Hootnanny explicó entonces:
—Cada vez que va a llover hay mucha humedad en el ambiente. El papel secante absorbe esa humedad y se vuelve de color rosa. Eso indica que amenaza lluvia.
—Cuando el ambiente es seco, el búho vuelve a tener color azul —completó Pam.
Los tres más pequeños no acababan de comprender aquello.
—¿Acaso es mágica la pintura azul? —quiso concretar Sue.
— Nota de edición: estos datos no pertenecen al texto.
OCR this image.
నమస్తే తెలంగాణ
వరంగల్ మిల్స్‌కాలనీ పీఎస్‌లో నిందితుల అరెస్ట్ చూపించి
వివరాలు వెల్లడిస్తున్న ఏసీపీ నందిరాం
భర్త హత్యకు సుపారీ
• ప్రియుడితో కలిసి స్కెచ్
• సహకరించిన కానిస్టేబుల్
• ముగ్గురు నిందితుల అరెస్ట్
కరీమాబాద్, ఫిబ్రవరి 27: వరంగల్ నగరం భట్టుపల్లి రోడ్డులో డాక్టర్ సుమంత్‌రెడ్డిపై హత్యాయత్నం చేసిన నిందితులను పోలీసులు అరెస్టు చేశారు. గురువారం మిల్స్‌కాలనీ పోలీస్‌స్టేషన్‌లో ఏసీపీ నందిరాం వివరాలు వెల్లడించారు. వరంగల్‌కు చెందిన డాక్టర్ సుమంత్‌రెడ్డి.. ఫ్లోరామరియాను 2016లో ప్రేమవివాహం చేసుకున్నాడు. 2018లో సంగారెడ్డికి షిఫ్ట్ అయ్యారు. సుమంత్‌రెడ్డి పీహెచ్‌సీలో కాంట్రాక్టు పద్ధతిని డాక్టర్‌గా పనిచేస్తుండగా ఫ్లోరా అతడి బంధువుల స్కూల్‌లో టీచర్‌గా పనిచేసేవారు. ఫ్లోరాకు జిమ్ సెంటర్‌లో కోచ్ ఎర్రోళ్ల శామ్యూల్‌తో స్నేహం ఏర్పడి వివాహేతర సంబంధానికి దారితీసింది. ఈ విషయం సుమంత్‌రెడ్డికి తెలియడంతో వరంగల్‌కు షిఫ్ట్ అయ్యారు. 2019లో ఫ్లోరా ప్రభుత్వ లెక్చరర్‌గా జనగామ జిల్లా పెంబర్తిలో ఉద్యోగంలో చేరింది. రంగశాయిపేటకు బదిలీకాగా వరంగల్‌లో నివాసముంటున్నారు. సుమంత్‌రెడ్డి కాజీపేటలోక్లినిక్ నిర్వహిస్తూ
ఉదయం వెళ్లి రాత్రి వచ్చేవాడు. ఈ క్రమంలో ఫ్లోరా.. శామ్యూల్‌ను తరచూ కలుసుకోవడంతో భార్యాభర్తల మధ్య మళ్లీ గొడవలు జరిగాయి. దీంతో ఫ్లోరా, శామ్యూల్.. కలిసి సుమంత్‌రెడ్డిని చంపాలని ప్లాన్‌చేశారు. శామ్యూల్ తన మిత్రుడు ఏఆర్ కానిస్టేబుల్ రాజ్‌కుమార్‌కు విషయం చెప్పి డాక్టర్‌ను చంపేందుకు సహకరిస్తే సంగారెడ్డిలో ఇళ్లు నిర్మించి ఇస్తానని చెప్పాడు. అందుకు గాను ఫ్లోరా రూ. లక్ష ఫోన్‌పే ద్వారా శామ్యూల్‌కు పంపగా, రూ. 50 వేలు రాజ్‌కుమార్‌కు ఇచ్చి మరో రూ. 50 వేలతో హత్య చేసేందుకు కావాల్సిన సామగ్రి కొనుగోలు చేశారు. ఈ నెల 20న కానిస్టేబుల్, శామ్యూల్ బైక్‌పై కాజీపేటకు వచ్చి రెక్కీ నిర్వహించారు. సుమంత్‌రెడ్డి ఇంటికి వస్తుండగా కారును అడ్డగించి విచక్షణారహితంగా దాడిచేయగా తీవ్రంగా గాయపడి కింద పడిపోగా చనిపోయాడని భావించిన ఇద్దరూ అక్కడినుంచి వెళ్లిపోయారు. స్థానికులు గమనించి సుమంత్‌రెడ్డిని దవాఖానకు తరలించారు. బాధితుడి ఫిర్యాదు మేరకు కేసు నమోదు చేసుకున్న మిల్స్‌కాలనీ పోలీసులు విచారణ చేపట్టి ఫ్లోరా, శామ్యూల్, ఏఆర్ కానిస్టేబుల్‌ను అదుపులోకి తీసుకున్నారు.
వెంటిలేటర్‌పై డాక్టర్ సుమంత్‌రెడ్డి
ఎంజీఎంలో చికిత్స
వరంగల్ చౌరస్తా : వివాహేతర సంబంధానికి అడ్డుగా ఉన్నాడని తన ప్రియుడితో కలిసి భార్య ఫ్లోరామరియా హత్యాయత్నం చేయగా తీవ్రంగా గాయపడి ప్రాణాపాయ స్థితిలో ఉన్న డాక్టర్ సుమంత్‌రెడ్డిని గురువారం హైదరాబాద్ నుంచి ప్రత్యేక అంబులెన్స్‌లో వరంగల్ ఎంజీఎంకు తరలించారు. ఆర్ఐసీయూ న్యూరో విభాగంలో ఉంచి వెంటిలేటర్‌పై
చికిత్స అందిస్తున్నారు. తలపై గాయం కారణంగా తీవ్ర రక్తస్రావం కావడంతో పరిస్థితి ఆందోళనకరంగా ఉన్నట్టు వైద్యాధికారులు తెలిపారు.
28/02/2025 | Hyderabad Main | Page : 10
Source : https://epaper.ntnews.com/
—No —repuso Pete—. El búho está pintado con un producto químico que se llama cloruro de cobalto. En la escuela hicimos un experimento con él y luego se lo enseñé a Pam. Por eso nos dimos cuenta de cuál era el secreto.
—Me alegro de que no le haya pasado nada al Mago Meteorólogo —dijo Ricky, alegremente, colocando al búho sobre la mesa.
—Querría tener uno para Daffy —dijo Pam.
—Pues es fácil de hacer —aseguró Hootnanny—. Yo os daré un poco de cobalto.
Fue en seguida a la cocina y, de un alto estante, cogió una botella que entregó a Pam.
—Con esto tenéis bastante para hacer todo un zoo, pero no olvides que existe un hombre del que hay que encontrar la pista.
—Y ahora hay un avión que tenemos que coger —añadió la señora Hollister, con una sonrisa—. Jet nos espera a las diez en punto.
Dieron las más calurosas gracias a Hootnanny por la magnífica cena y las demás atenciones que había tenido con ellos y prometieron mantenerse en comunicación con él.
Cuando los Hollister se reunieron con Jet en el aeropuerto las manchas de humedad del búho estaban casi secas y, al tomar tierra en Shoreham, el Mago Meteorólogo volvía a lucir su primitivo color azul.
La furgoneta de Jet Hawks estaba estacionada en el aeropuerto y el aviador llevó en ella a los Hollister a casa.
—Ha sido un viaje maravilloso —dijo la señora Hollister, dando las gracias a Hawks por su gentileza.
El piloto sonrió, dio a toda la familia un vigoroso apretón de manos y se marchó hacia su casa.
Cuando los niños se disponían a acostarse, el señor Hollister dijo:
—Por cierto, Pete, que Dave Meade ha estado llamándote por teléfono toda la tarde.
—¿Te ha dado algún recado para mí, papá?
—Sí. Un recado muy breve y muy misterioso.
—¿Se refiere a la vigilancia en correos?
—No sé. Todo lo que dijo ha sido esto: «Diga a Pete que me llame por la mañana. Tengo grandes noticias».